L’élaboration du troisième projet de loi de finances rectificative pour 2020

Paru dans le N°298 - 25 juin 2020
Finances publiques

Le ministre de l’économie et des finances et le ministre de l’action et des comptes publics ont présenté en Conseil des ministres du 10 juin 2020 le troisième projet de loi de finances rectificative pour 2020, actuellement en examen à l’Assemblée nationale (1).

Pour répondre plus efficacement à la crise du covid-19, le nouveau projet de loi de finances rectificative (PLFR) prolonge les dispositifs d’urgence pour les secteurs économiques les plus touchés et met en place de nouvelles mesures destinées à accompagner les collectivités territoriales et les plus précaires.

La prévision de croissance a été revue à -11% et le déficit public à -11,4% en 2020 (atteignant - 222,1 Md€) contre -9,4% en deuxième LFR pour 2020 et -2,2% en loi de finances initiale (LFI). Le taux de dépenses publiques s’établit à 63,6% du PIB.

Un rebond de l’économie au 2ème semestre est encore incertain malgré la reprise progressive de l’activité. Avant la première vague de déconfinement, l’INSEE estimait que l’activité s’établissait autour des deux tiers de la normale contre 4/5 depuis le 11 mai. Le pouvoir d’achat baisserait également en 2020 (-10% par rapport à une situation normale) mais serait moins marquée que celle de l’activité. Au contraire, l’épargne augmenterait très fortement et s’établirait à 22% du revenu brut des ménages contre 14% en 2019.

Un total de 136 Md€ est dédié au soutien de l’économie, des emplois, des collectivités et des plus fragiles.

Le dispositif d’activité partielle est abondé de 5 Mds€ supplémentaires dont deux tiers sont portés par l’Etat et un tiers par l’Unedic. Le total des dépenses pour ce dispositif atteint 31 Md€ depuis le début de la crise.

Le fonds de solidarité pour les petites entreprises est abondé de 1,2 Md€ supplémentaires, portant à près de 8 Mds€ les financements publics mobilisés.

Au niveau européen, le projet de loi de finances rectificative permet à l’Etat d’apporter sa garantie au fonds pan-européen de garantie instauré par la Banque européenne d’investissement (BEI) ainsi qu’à « l’instrument temporaire d’urgence pour atténuer les risques de chômage » (SURE) (2) de la Commission européenne.

Le projet de loi met en place des mesures transversales pour les entreprises en instaurant des exonérations de cotisations et contributions sociales patronales et un crédit de cotisations pour près de 3 Mds€.

Plus de 40 Mds€ bénéficieront aux secteurs d’activité les plus touchés :
  • 18 Mds€ pour le tourisme (dégrèvement de contribution foncière, exonération de la taxe de séjour etc.) ; - 8 Mds€ pour l’automobile (primes à l’acquisition de véhicules etc.) ;
  • 15 Mds€ pour l’aéronautique (recherche et développement en matière aérienne, prise en garantie de nouveaux crédits exports pour la vente d’avion Airbus etc.) ;
  • 1,3 Md€ pour la culture (renforcement des capacités de prêts pour le financement du cinéma et des industries culturelles, dotation renforcée pour le centre national de la musique, abondement supplémentaire du fonds d’assurance pour les tournages annulés ou reportés etc.) ;
  • 1,2 Mds€ pour les start-ups et les entreprises technologiques (garantie de prêts, nouveaux crédits alloués au Programme d’investissements d’avenir (PIA), soutien sous forme d’obligations convertibles etc.).

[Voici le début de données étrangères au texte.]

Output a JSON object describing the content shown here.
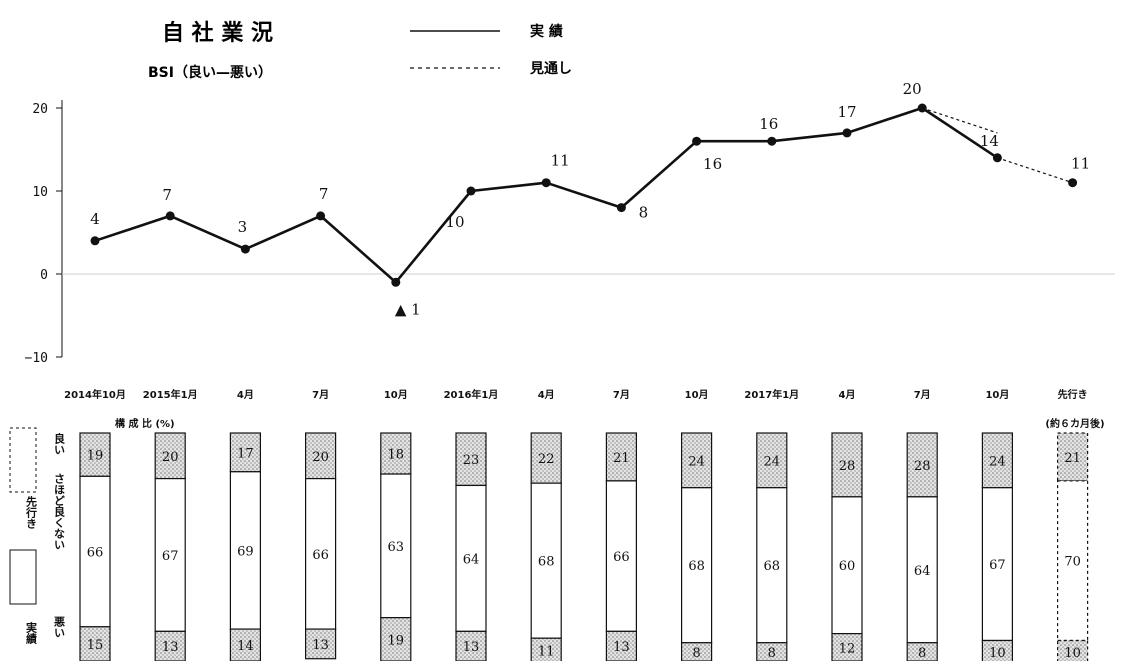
{
  "title": "自 社 業 況",
  "subtitle": "BSI（良い—悪い）",
  "legend": {
    "actual": "実 績",
    "forecast": "見通し"
  },
  "composition_label": "構 成 比 (%)",
  "forecast_note": "(約６カ月後)",
  "side_labels": {
    "good": "良い",
    "neutral": "さほど良くない",
    "bad": "悪い",
    "forecast": "先行き",
    "actual": "実績"
  },
  "colors": {
    "line": "#111111",
    "zero_line": "#cfcfcf",
    "dot_fill": "#dcdcdc"
  },
  "chart_data": [
    {
      "type": "line",
      "title": "自 社 業 況",
      "subtitle": "BSI（良い—悪い）",
      "ylim": [
        -10,
        20
      ],
      "yticks": [
        "20",
        "10",
        "0",
        "−10"
      ],
      "grid": false,
      "legend_position": "top",
      "series": [
        {
          "name": "実 績",
          "style": "solid",
          "x": [
            0,
            1,
            2,
            3,
            4,
            5,
            6,
            7,
            8,
            9,
            10,
            11,
            12
          ],
          "values": [
            4,
            7,
            3,
            7,
            -1,
            10,
            11,
            8,
            16,
            16,
            17,
            20,
            14
          ],
          "labels": [
            "4",
            "7",
            "3",
            "7",
            "▲ 1",
            "10",
            "11",
            "8",
            "16",
            "16",
            "17",
            "20",
            "14"
          ]
        },
        {
          "name": "見通し",
          "style": "dashed",
          "segments": [
            {
              "x": [
                11,
                12
              ],
              "values": [
                20,
                17
              ]
            },
            {
              "x": [
                12,
                13
              ],
              "values": [
                14,
                11
              ]
            }
          ],
          "labels": [
            "11"
          ]
        }
      ]
    },
    {
      "type": "bar",
      "stacked": true,
      "title": "構 成 比 (%)",
      "categories": [
        "2014年10月",
        "2015年1月",
        "4月",
        "7月",
        "10月",
        "2016年1月",
        "4月",
        "7月",
        "10月",
        "2017年1月",
        "4月",
        "7月",
        "10月",
        "先行き"
      ],
      "series": [
        {
          "name": "良い",
          "values": [
            19,
            20,
            17,
            20,
            18,
            23,
            22,
            21,
            24,
            24,
            28,
            28,
            24,
            21
          ]
        },
        {
          "name": "さほど良くない",
          "values": [
            66,
            67,
            69,
            66,
            63,
            64,
            68,
            66,
            68,
            68,
            60,
            64,
            67,
            70
          ]
        },
        {
          "name": "悪い",
          "values": [
            15,
            13,
            14,
            13,
            19,
            13,
            11,
            13,
            8,
            8,
            12,
            8,
            10,
            10
          ]
        }
      ]
    }
  ]
}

Le projet de loi de finances rectificative prévoit une mobilisation financière de 4,5 Mds€ à destination des collectivités territoriales. Un mécanisme de garantie de recettes fiscales est créé pour permettre aux communes de voter et d’exécuter un budget en équilibre en 2020. Par ailleurs, 1 Md€ sera ouvert en autorisations d’engagement pour permettre l’émergence de projets de territoires, notamment ceux contribuant à la résilience sanitaire ou à la transition écologique.

Des avances à hauteur de 2,7 Mds€ seront accordées au département pour faire face à la perte de recettes de droits de mutation à titre onéreux en raison du ralentissement de l’activité économique (ventes, apports en société etc.).

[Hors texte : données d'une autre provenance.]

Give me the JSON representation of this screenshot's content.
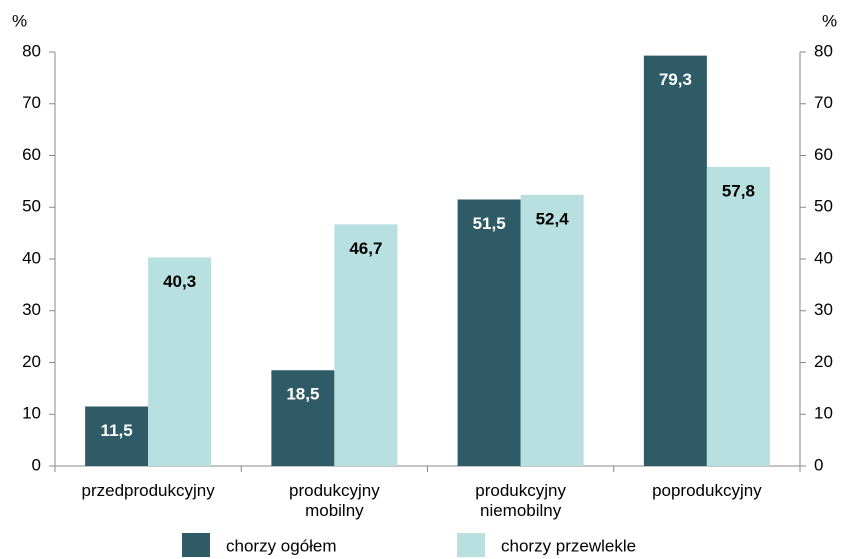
{
  "chart_data": {
    "type": "bar",
    "y_label": "%",
    "y2_label": "%",
    "categories": [
      "przedprodukcyjny",
      "produkcyjny\nmobilny",
      "produkcyjny\nniemobilny",
      "poprodukcyjny"
    ],
    "series": [
      {
        "name": "chorzy ogółem",
        "color": "#2e5b66",
        "label_color": "#ffffff",
        "values": [
          11.5,
          18.5,
          51.5,
          79.3
        ],
        "value_labels": [
          "11,5",
          "18,5",
          "51,5",
          "79,3"
        ]
      },
      {
        "name": "chorzy przewlekle",
        "color": "#b8e0e0",
        "label_color": "#000000",
        "values": [
          40.3,
          46.7,
          52.4,
          57.8
        ],
        "value_labels": [
          "40,3",
          "46,7",
          "52,4",
          "57,8"
        ]
      }
    ],
    "ylim": [
      0,
      80
    ],
    "yticks": [
      0,
      10,
      20,
      30,
      40,
      50,
      60,
      70,
      80
    ],
    "y2lim": [
      0,
      80
    ],
    "y2ticks": [
      0,
      10,
      20,
      30,
      40,
      50,
      60,
      70,
      80
    ],
    "grid": false
  }
}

Un nouveau prélèvement sur recettes est créé pour les collectivités d’Outre-Mer pour un montant de 60 M€.

Enfin, le projet de loi finance de nouvelles mesures pour les plus fragiles. Cela comprend la mobilisation de 200 M€ supplémentaires pour l’hébergement d’urgence, 185 M€ pour les jeunes précaires et les étudiants, 283 M€ pour financer le programme de « vacances apprenantes » gérés conjointement par le ministère de l’éducation nationale, de la cohésion des territoires et de la culture et 7 M€ en faveur de la lutte contre les violences faites aux femmes.